You hear a lot about how “the rich” are using charities to effectively reduce their tax to minimal amounts, among other methods.
On the face of it without digging, it obviously makes people angry and detest the rich. But scratching beneath the surface, I’m not quite sure how exactly they would achieve this? In order to claim the tax back from money donated, you still have to… donate money? Which would still equal more than the money claimed back from tax.
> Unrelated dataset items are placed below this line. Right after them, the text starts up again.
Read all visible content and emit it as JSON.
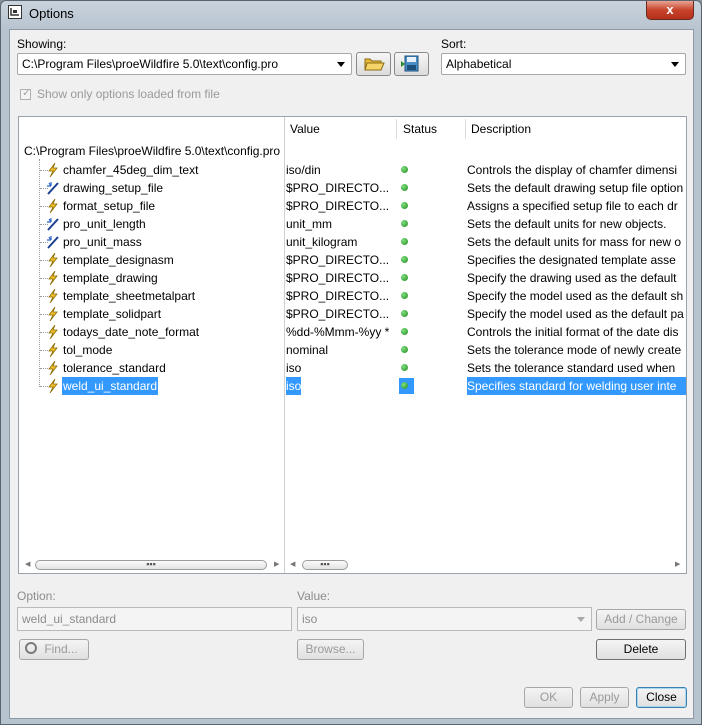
{
  "window": {
    "title": "Options",
    "close_label": "x"
  },
  "showing": {
    "label": "Showing:",
    "value": "C:\\Program Files\\proeWildfire 5.0\\text\\config.pro"
  },
  "sort": {
    "label": "Sort:",
    "value": "Alphabetical"
  },
  "show_only_checkbox": {
    "label": "Show only options loaded from file",
    "checked": true,
    "enabled": false
  },
  "table": {
    "columns": [
      "Value",
      "Status",
      "Description"
    ],
    "root": "C:\\Program Files\\proeWildfire 5.0\\text\\config.pro",
    "rows": [
      {
        "name": "chamfer_45deg_dim_text",
        "value": "iso/din",
        "icon": "lightning-icon",
        "description": "Controls the display of chamfer dimensi"
      },
      {
        "name": "drawing_setup_file",
        "value": "$PRO_DIRECTO...",
        "icon": "magic-wand-icon",
        "description": "Sets the default drawing setup file option"
      },
      {
        "name": "format_setup_file",
        "value": "$PRO_DIRECTO...",
        "icon": "lightning-icon",
        "description": "Assigns a specified setup file to each dr"
      },
      {
        "name": "pro_unit_length",
        "value": "unit_mm",
        "icon": "magic-wand-icon",
        "description": "Sets the default units for new objects."
      },
      {
        "name": "pro_unit_mass",
        "value": "unit_kilogram",
        "icon": "magic-wand-icon",
        "description": "Sets the default units for mass for new o"
      },
      {
        "name": "template_designasm",
        "value": "$PRO_DIRECTO...",
        "icon": "lightning-icon",
        "description": "Specifies the designated template asse"
      },
      {
        "name": "template_drawing",
        "value": "$PRO_DIRECTO...",
        "icon": "lightning-icon",
        "description": "Specify the drawing used as the default"
      },
      {
        "name": "template_sheetmetalpart",
        "value": "$PRO_DIRECTO...",
        "icon": "lightning-icon",
        "description": "Specify the model used as the default sh"
      },
      {
        "name": "template_solidpart",
        "value": "$PRO_DIRECTO...",
        "icon": "lightning-icon",
        "description": "Specify the model used as the default pa"
      },
      {
        "name": "todays_date_note_format",
        "value": "%dd-%Mmm-%yy *",
        "icon": "lightning-icon",
        "description": "Controls the initial format of the date dis"
      },
      {
        "name": "tol_mode",
        "value": "nominal",
        "icon": "lightning-icon",
        "description": "Sets the tolerance mode of newly create"
      },
      {
        "name": "tolerance_standard",
        "value": "iso",
        "icon": "lightning-icon",
        "description": "Sets the tolerance standard used when"
      },
      {
        "name": "weld_ui_standard",
        "value": "iso",
        "icon": "lightning-icon",
        "description": "Specifies standard for welding user inte",
        "selected": true
      }
    ]
  },
  "option_field": {
    "label": "Option:",
    "value": "weld_ui_standard"
  },
  "value_field": {
    "label": "Value:",
    "value": "iso"
  },
  "buttons": {
    "add_change": "Add / Change",
    "find": "Find...",
    "browse": "Browse...",
    "delete": "Delete",
    "ok": "OK",
    "apply": "Apply",
    "close": "Close"
  },
  "colors": {
    "selection": "#3399ff",
    "status_ok": "#2ea82e",
    "close_button": "#c7432b"
  }
}
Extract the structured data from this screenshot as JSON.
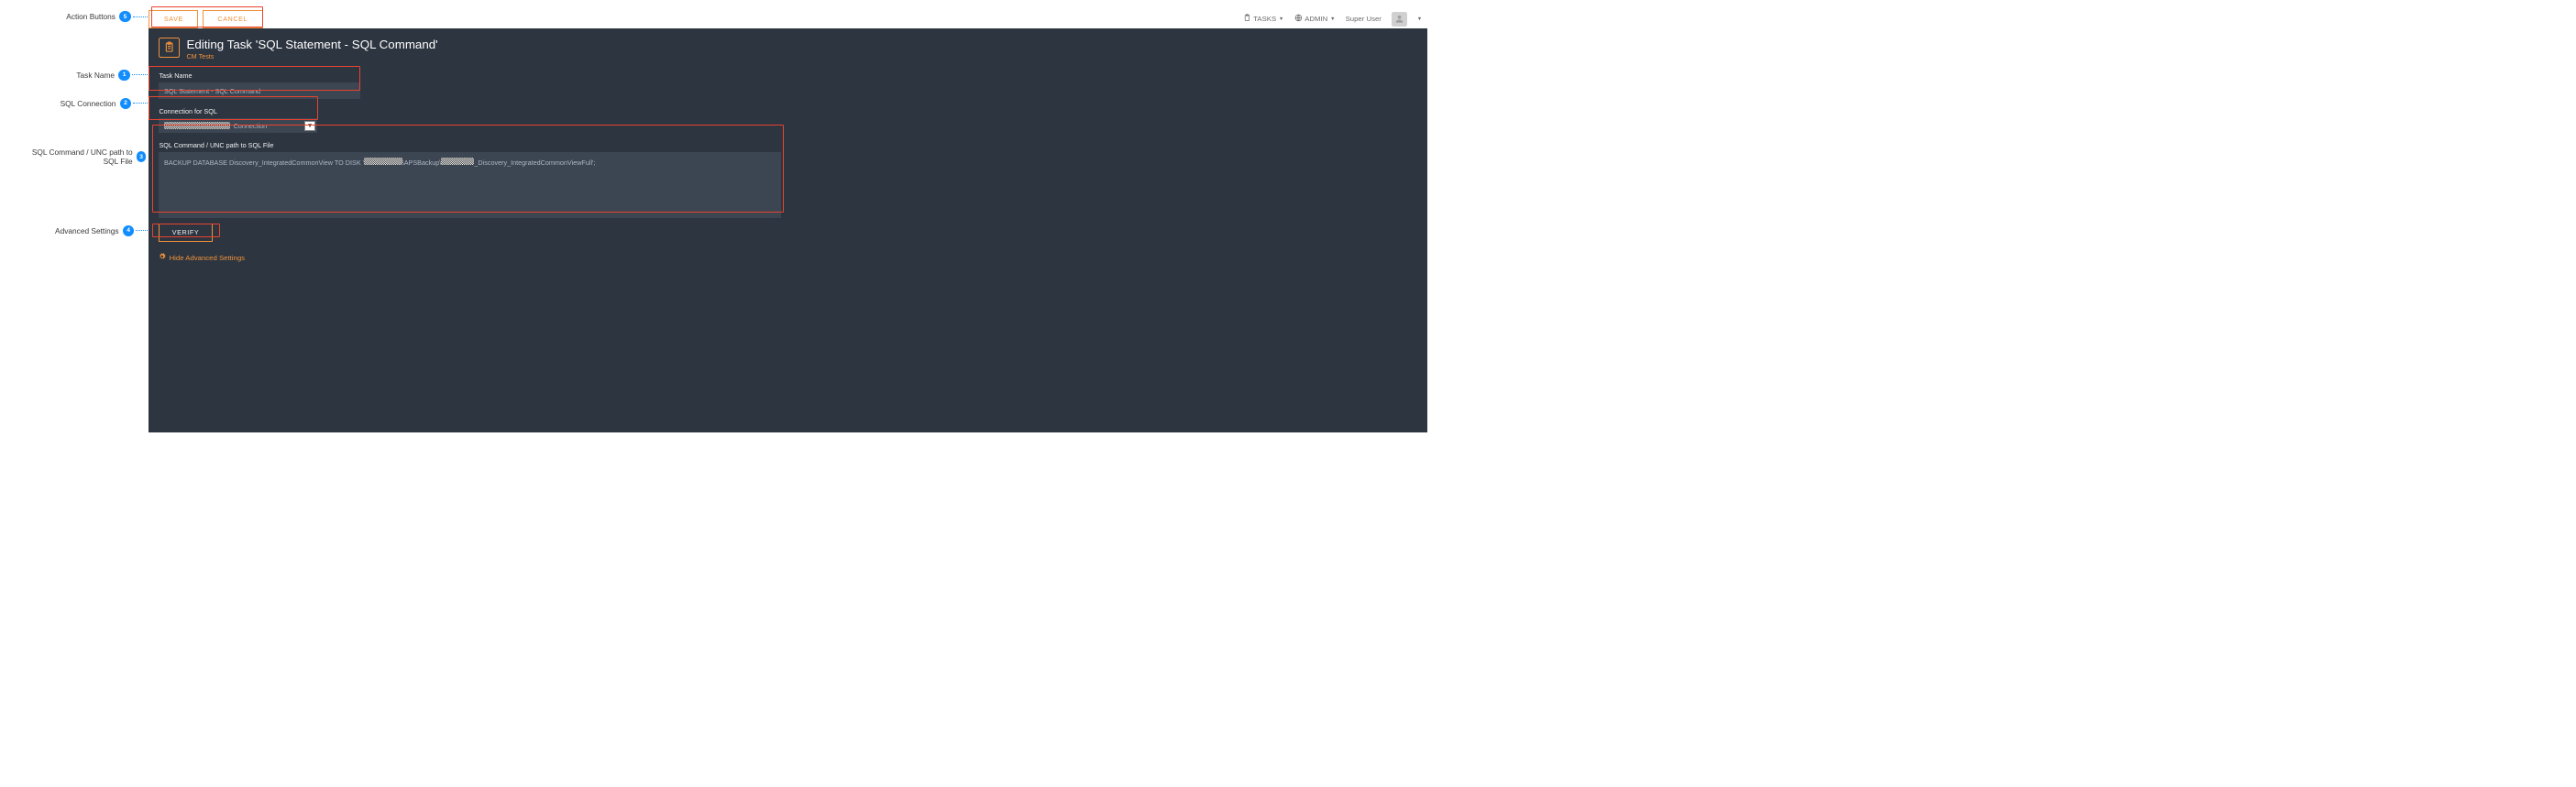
{
  "top_bar": {
    "save_label": "SAVE",
    "cancel_label": "CANCEL",
    "tasks_label": "TASKS",
    "admin_label": "ADMIN",
    "user_label": "Super User"
  },
  "panel": {
    "title": "Editing Task 'SQL Statement - SQL Command'",
    "breadcrumb": "CM Tests"
  },
  "fields": {
    "task_name_label": "Task Name",
    "task_name_value": "SQL Statement - SQL Command",
    "connection_label": "Connection for SQL",
    "connection_suffix": " Connection",
    "sql_label": "SQL Command / UNC path to SQL File",
    "sql_prefix": "BACKUP DATABASE Discovery_IntegratedCommonView TO DISK '",
    "sql_mid": "\\APSBackup\\",
    "sql_suffix": "_Discovery_IntegratedCommonViewFull';",
    "verify_label": "VERIFY",
    "adv_label": "Hide Advanced Settings"
  },
  "callouts": {
    "c1": {
      "text": "Action Buttons",
      "num": "5"
    },
    "c2": {
      "text": "Task Name",
      "num": "1"
    },
    "c3": {
      "text": "SQL Connection",
      "num": "2"
    },
    "c4": {
      "text": "SQL Command / UNC path to SQL File",
      "num": "3"
    },
    "c5": {
      "text": "Advanced Settings",
      "num": "4"
    }
  }
}
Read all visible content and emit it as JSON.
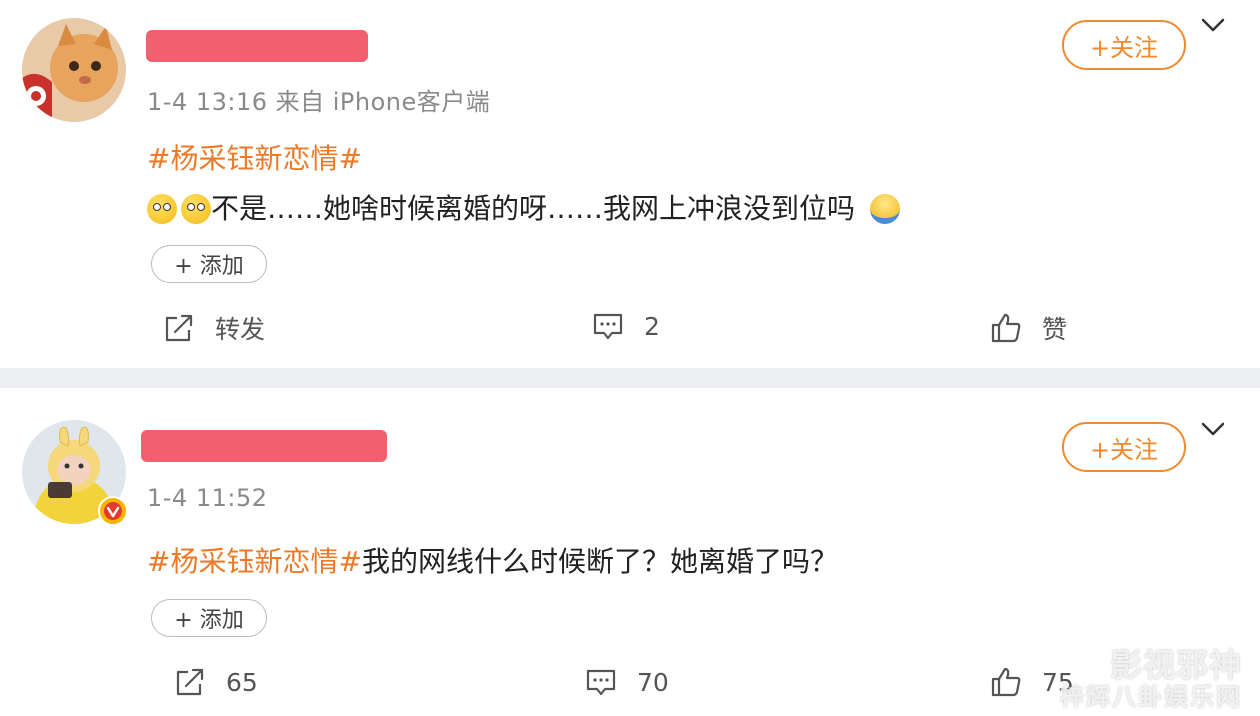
{
  "posts": [
    {
      "meta": "1-4 13:16 来自 iPhone客户端",
      "follow_label": "+关注",
      "topic": "#杨采钰新恋情#",
      "body": "不是……她啥时候离婚的呀……我网上冲浪没到位吗",
      "add_label": "+ 添加",
      "repost_label": "转发",
      "comment_count": "2",
      "like_label": "赞"
    },
    {
      "meta": "1-4 11:52",
      "follow_label": "+关注",
      "topic": "#杨采钰新恋情#",
      "body": "我的网线什么时候断了？她离婚了吗？",
      "add_label": "+ 添加",
      "repost_count": "65",
      "comment_count": "70",
      "like_count": "75"
    }
  ],
  "watermark": {
    "line1": "影视邪神",
    "line2": "梓辉八卦娱乐网"
  },
  "colors": {
    "accent": "#f08a2c",
    "topic": "#eb7a2a",
    "redacted": "#f04f5f",
    "separator": "#eeeff2"
  }
}
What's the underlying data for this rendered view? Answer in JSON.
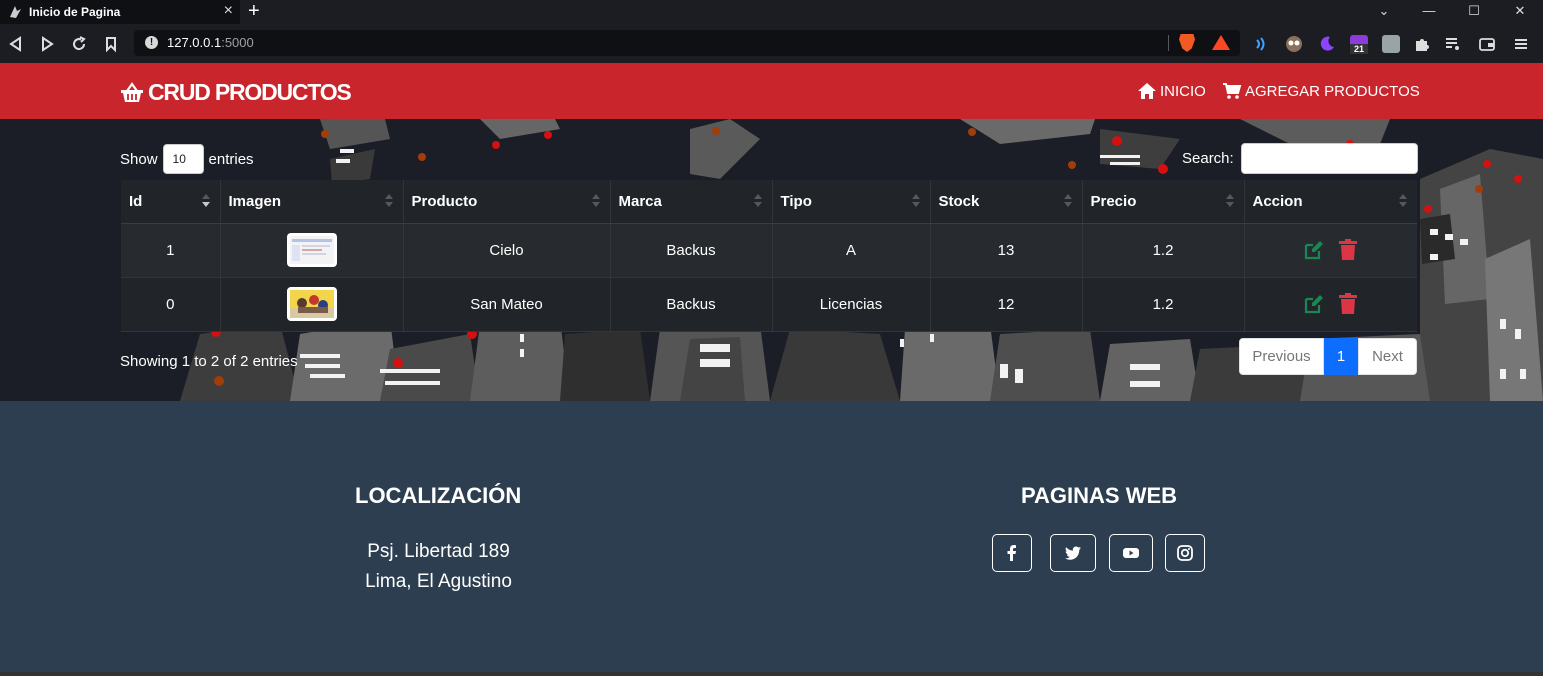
{
  "browser": {
    "tab_title": "Inicio de Pagina",
    "tab_close": "×",
    "new_tab": "+",
    "url_host": "127.0.0.1",
    "url_port": ":5000",
    "window_controls": [
      "⌄",
      "—",
      "☐",
      "✕"
    ],
    "ext_badge": "21"
  },
  "header": {
    "brand": "CRUD PRODUCTOS",
    "nav": [
      {
        "label": "INICIO",
        "icon": "home-icon"
      },
      {
        "label": "AGREGAR PRODUCTOS",
        "icon": "cart-icon"
      }
    ]
  },
  "table_controls": {
    "show_label": "Show",
    "page_length": "10",
    "entries_label": "entries",
    "search_label": "Search:"
  },
  "table": {
    "columns": [
      "Id",
      "Imagen",
      "Producto",
      "Marca",
      "Tipo",
      "Stock",
      "Precio",
      "Accion"
    ],
    "rows": [
      {
        "id": "1",
        "producto": "Cielo",
        "marca": "Backus",
        "tipo": "A",
        "stock": "13",
        "precio": "1.2"
      },
      {
        "id": "0",
        "producto": "San Mateo",
        "marca": "Backus",
        "tipo": "Licencias",
        "stock": "12",
        "precio": "1.2"
      }
    ]
  },
  "pagination": {
    "info": "Showing 1 to 2 of 2 entries",
    "previous": "Previous",
    "current": "1",
    "next": "Next"
  },
  "footer": {
    "location_title": "LOCALIZACIÓN",
    "address_line1": "Psj. Libertad 189",
    "address_line2": "Lima, El Agustino",
    "web_title": "PAGINAS WEB",
    "social": [
      "facebook-icon",
      "twitter-icon",
      "youtube-icon",
      "instagram-icon"
    ]
  },
  "colors": {
    "header_red": "#c9252d",
    "footer_bg": "#2c3e50",
    "edit_green": "#198754",
    "delete_red": "#dc3545",
    "page_active": "#0d6efd"
  }
}
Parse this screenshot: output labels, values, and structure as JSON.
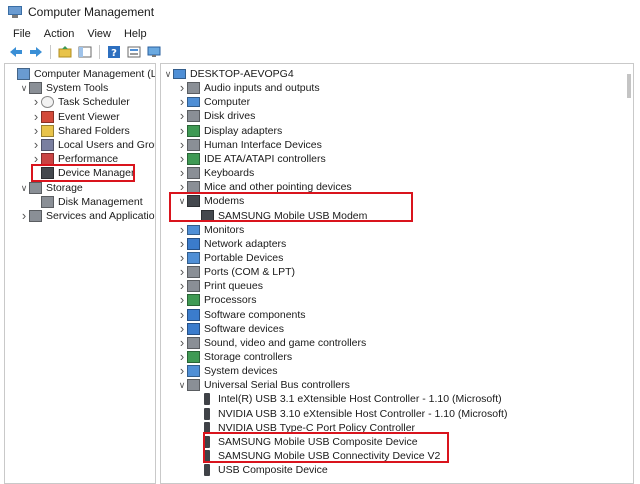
{
  "window": {
    "title": "Computer Management"
  },
  "menu": [
    "File",
    "Action",
    "View",
    "Help"
  ],
  "toolbar": {
    "icons": [
      "back-arrow-icon",
      "forward-arrow-icon",
      "up-folder-icon",
      "show-hide-tree-icon",
      "help-icon",
      "properties-icon",
      "monitor-icon"
    ]
  },
  "left_tree": [
    {
      "label": "Computer Management (Local",
      "depth": 0,
      "chevron": "",
      "icon": "computer-management-icon",
      "color": "#6a9bd1"
    },
    {
      "label": "System Tools",
      "depth": 1,
      "chevron": "v",
      "icon": "system-tools-icon",
      "color": "#8a8f96"
    },
    {
      "label": "Task Scheduler",
      "depth": 2,
      "chevron": ">",
      "icon": "clock-icon",
      "color": "#f2f2f2"
    },
    {
      "label": "Event Viewer",
      "depth": 2,
      "chevron": ">",
      "icon": "event-viewer-icon",
      "color": "#d34a3a"
    },
    {
      "label": "Shared Folders",
      "depth": 2,
      "chevron": ">",
      "icon": "shared-folder-icon",
      "color": "#e8c34a"
    },
    {
      "label": "Local Users and Groups",
      "depth": 2,
      "chevron": ">",
      "icon": "users-icon",
      "color": "#7a7fa0"
    },
    {
      "label": "Performance",
      "depth": 2,
      "chevron": ">",
      "icon": "performance-icon",
      "color": "#c94444"
    },
    {
      "label": "Device Manager",
      "depth": 2,
      "chevron": "",
      "icon": "device-manager-icon",
      "color": "#44484e"
    },
    {
      "label": "Storage",
      "depth": 1,
      "chevron": "v",
      "icon": "storage-icon",
      "color": "#8a8f96"
    },
    {
      "label": "Disk Management",
      "depth": 2,
      "chevron": "",
      "icon": "disk-icon",
      "color": "#8a8f96"
    },
    {
      "label": "Services and Applications",
      "depth": 1,
      "chevron": ">",
      "icon": "services-icon",
      "color": "#8a8f96"
    }
  ],
  "right_tree": [
    {
      "label": "DESKTOP-AEVOPG4",
      "depth": 0,
      "chevron": "v",
      "icon": "computer-icon",
      "color": "#4f8fd6"
    },
    {
      "label": "Audio inputs and outputs",
      "depth": 1,
      "chevron": ">",
      "icon": "audio-icon",
      "color": "#8a8f96"
    },
    {
      "label": "Computer",
      "depth": 1,
      "chevron": ">",
      "icon": "computer-icon",
      "color": "#4f8fd6"
    },
    {
      "label": "Disk drives",
      "depth": 1,
      "chevron": ">",
      "icon": "disk-drive-icon",
      "color": "#8a8f96"
    },
    {
      "label": "Display adapters",
      "depth": 1,
      "chevron": ">",
      "icon": "display-adapter-icon",
      "color": "#3f9a54"
    },
    {
      "label": "Human Interface Devices",
      "depth": 1,
      "chevron": ">",
      "icon": "hid-icon",
      "color": "#8a8f96"
    },
    {
      "label": "IDE ATA/ATAPI controllers",
      "depth": 1,
      "chevron": ">",
      "icon": "ide-controller-icon",
      "color": "#3f9a54"
    },
    {
      "label": "Keyboards",
      "depth": 1,
      "chevron": ">",
      "icon": "keyboard-icon",
      "color": "#8a8f96"
    },
    {
      "label": "Mice and other pointing devices",
      "depth": 1,
      "chevron": ">",
      "icon": "mouse-icon",
      "color": "#8a8f96"
    },
    {
      "label": "Modems",
      "depth": 1,
      "chevron": "v",
      "icon": "modem-icon",
      "color": "#44484e"
    },
    {
      "label": "SAMSUNG Mobile USB Modem",
      "depth": 2,
      "chevron": "",
      "icon": "modem-icon",
      "color": "#44484e"
    },
    {
      "label": "Monitors",
      "depth": 1,
      "chevron": ">",
      "icon": "monitor-icon",
      "color": "#4f8fd6"
    },
    {
      "label": "Network adapters",
      "depth": 1,
      "chevron": ">",
      "icon": "network-adapter-icon",
      "color": "#3b7ccc"
    },
    {
      "label": "Portable Devices",
      "depth": 1,
      "chevron": ">",
      "icon": "portable-device-icon",
      "color": "#4f8fd6"
    },
    {
      "label": "Ports (COM & LPT)",
      "depth": 1,
      "chevron": ">",
      "icon": "port-icon",
      "color": "#8a8f96"
    },
    {
      "label": "Print queues",
      "depth": 1,
      "chevron": ">",
      "icon": "printer-icon",
      "color": "#8a8f96"
    },
    {
      "label": "Processors",
      "depth": 1,
      "chevron": ">",
      "icon": "processor-icon",
      "color": "#3f9a54"
    },
    {
      "label": "Software components",
      "depth": 1,
      "chevron": ">",
      "icon": "software-component-icon",
      "color": "#3b7ccc"
    },
    {
      "label": "Software devices",
      "depth": 1,
      "chevron": ">",
      "icon": "software-device-icon",
      "color": "#3b7ccc"
    },
    {
      "label": "Sound, video and game controllers",
      "depth": 1,
      "chevron": ">",
      "icon": "sound-icon",
      "color": "#8a8f96"
    },
    {
      "label": "Storage controllers",
      "depth": 1,
      "chevron": ">",
      "icon": "storage-controller-icon",
      "color": "#3f9a54"
    },
    {
      "label": "System devices",
      "depth": 1,
      "chevron": ">",
      "icon": "system-device-icon",
      "color": "#4f8fd6"
    },
    {
      "label": "Universal Serial Bus controllers",
      "depth": 1,
      "chevron": "v",
      "icon": "usb-controller-icon",
      "color": "#8a8f96"
    },
    {
      "label": "Intel(R) USB 3.1 eXtensible Host Controller - 1.10 (Microsoft)",
      "depth": 2,
      "chevron": "",
      "icon": "usb-icon",
      "color": "#3f4247"
    },
    {
      "label": "NVIDIA USB 3.10 eXtensible Host Controller - 1.10 (Microsoft)",
      "depth": 2,
      "chevron": "",
      "icon": "usb-icon",
      "color": "#3f4247"
    },
    {
      "label": "NVIDIA USB Type-C Port Policy Controller",
      "depth": 2,
      "chevron": "",
      "icon": "usb-icon",
      "color": "#3f4247"
    },
    {
      "label": "SAMSUNG Mobile USB Composite Device",
      "depth": 2,
      "chevron": "",
      "icon": "usb-icon",
      "color": "#3f4247"
    },
    {
      "label": "SAMSUNG Mobile USB Connectivity Device V2",
      "depth": 2,
      "chevron": "",
      "icon": "usb-icon",
      "color": "#3f4247"
    },
    {
      "label": "USB Composite Device",
      "depth": 2,
      "chevron": "",
      "icon": "usb-icon",
      "color": "#3f4247"
    }
  ],
  "highlight_color": "#d9141d"
}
So unless they are actually doing something illegal and funneling money through a charity, claiming tax, and then using that money from the charity to fund purchases not related to the charities mission, how exactly is it benefiting the donor (financially)?
In: Economics
There are other corporate charitable donations that create income. Case in point, Susan Komen Foundation gets a small portion of every purchase of a box of cereal because, let’s say, Cheerios is the corporate sponsor. The cereal company takes the write offs, all while they boost their overall sales of their product and add to their bottom line, from a consumer who perhaps wouldn’t have bought cereal or bought another brand. The consumer wants to support Komen and feel as if they’ve gained some benefit from the transaction other than altruism, because they think they saved money on a product with an already astronomical mark up.
When the drive through at the fast food joint or the gas station attendant asks if you’d like to donate to charity X, they collect your cash, donate it to charity X, and then take the write off. Charitable money laundering. You want to donate to a charity, send it to them direct.